The sensitivity of human colorectal cancer to 5-fluorouracil (5-FU) and its derivatives: 1-(tetrahydro-2-furyl)-5-FU (tegafur) and 1-hexylcarbamoyl-5-FU (HCFU) was determined by in vitro succinate dehydrogenase inhibition (SDI) test and in vivo subrenal capsule (SRC) assay. Using the SDI test with 25 colorectal cancer specimens, the succinate dehydrogenase (SD) activity decreased to 73.6 +/- 17.8% for 5-FU-treated cells and 37.2 +/- 17.0% for HCFU-treated cells, compared to that of control cells. The chemosensitivity-positive rates were 16% for 5-FU and 68% for HCFU. Using the SRC assay with 7 colorectal cancer specimens, the relative variation of tumor size, which was calculated by delta TS/TS0 = (TS6-TS0)/TS0 X 100 (%), decreased to -12.6 +/- 10.1% for 5-FU, -14.9 +/- 12.4% for tegafur and -23.9 +/- 14.2% for HCFU, and the inhibition of tumor growth following exposure to HCFU was evident.
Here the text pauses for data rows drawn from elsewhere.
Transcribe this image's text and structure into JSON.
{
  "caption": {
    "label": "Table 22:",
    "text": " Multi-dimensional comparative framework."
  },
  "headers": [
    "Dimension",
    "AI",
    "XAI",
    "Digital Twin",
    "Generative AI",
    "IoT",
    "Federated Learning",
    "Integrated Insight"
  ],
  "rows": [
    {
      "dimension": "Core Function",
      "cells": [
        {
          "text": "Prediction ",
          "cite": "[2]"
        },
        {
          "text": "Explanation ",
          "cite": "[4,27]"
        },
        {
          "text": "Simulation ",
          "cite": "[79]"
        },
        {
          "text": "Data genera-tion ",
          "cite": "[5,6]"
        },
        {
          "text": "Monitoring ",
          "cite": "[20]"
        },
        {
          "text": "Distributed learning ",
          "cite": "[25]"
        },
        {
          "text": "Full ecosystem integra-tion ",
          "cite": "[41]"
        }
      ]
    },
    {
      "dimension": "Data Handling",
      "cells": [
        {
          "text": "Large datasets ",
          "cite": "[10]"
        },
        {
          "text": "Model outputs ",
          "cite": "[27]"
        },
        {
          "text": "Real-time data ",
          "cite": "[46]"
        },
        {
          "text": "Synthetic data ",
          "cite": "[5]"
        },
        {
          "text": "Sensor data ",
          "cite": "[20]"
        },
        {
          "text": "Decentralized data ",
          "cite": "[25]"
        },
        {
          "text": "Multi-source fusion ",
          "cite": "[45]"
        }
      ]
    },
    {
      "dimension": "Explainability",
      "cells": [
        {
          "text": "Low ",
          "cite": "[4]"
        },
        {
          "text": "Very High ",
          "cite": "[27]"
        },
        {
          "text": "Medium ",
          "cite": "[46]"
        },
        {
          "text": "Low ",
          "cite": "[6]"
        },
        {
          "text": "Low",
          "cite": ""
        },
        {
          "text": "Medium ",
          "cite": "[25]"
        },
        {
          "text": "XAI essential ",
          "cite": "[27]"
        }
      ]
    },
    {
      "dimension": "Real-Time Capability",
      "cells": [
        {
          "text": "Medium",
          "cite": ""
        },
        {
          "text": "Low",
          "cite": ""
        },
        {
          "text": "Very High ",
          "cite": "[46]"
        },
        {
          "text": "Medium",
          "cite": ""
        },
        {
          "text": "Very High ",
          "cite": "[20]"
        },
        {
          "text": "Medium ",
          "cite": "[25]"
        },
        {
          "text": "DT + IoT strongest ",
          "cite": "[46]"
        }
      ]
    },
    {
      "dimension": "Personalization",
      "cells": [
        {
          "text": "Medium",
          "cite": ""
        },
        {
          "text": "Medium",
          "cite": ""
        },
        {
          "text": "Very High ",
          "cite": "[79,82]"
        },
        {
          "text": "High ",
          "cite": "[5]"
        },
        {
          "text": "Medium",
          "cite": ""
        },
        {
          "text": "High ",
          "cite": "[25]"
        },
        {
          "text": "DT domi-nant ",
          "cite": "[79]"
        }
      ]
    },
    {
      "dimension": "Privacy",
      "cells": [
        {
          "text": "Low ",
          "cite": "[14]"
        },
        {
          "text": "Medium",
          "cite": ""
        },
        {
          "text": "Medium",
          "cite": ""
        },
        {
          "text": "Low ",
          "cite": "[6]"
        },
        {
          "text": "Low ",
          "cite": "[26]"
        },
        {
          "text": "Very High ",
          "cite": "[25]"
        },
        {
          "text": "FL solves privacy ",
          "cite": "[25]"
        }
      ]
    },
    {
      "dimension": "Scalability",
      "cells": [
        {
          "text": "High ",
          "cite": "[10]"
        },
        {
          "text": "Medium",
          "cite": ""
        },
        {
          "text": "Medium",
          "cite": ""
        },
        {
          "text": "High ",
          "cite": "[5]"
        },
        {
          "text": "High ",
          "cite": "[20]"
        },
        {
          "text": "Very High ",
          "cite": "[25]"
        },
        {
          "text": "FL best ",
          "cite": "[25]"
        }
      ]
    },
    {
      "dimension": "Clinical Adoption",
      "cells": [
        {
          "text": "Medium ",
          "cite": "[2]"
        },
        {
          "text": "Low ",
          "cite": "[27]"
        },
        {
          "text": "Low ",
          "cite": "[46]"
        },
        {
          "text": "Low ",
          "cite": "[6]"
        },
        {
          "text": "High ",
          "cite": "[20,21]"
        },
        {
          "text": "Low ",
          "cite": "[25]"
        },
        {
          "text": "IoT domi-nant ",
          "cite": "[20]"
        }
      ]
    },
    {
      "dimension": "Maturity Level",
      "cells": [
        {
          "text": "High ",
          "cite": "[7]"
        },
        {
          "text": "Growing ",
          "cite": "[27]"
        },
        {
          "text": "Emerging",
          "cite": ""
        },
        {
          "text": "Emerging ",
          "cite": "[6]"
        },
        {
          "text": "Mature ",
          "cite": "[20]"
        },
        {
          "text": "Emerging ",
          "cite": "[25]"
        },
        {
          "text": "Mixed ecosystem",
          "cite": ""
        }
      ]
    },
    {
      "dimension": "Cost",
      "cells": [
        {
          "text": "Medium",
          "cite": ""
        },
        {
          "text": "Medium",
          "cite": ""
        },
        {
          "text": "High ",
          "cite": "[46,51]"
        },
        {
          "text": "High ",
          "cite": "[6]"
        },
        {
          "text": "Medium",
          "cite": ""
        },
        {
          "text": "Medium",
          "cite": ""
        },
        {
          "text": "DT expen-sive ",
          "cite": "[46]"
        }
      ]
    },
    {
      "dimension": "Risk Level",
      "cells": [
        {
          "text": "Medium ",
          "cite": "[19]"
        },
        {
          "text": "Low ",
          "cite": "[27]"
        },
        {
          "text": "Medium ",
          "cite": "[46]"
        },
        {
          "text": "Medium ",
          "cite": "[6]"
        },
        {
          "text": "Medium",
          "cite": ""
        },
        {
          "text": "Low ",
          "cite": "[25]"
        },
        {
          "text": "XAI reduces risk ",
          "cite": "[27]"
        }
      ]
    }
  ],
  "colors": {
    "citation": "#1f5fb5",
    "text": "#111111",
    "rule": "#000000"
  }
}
The chemosensitivity-positive rates were 49% for 5-FU, 57% for tegafur and 71% for HCFU. Our results show that HCFU is more effective to colorectal cancer than 5-FU and FT-207, and the chemosensitivity test of HCFU will be useful in determining the effective drug for the treatment of colorectal cancer.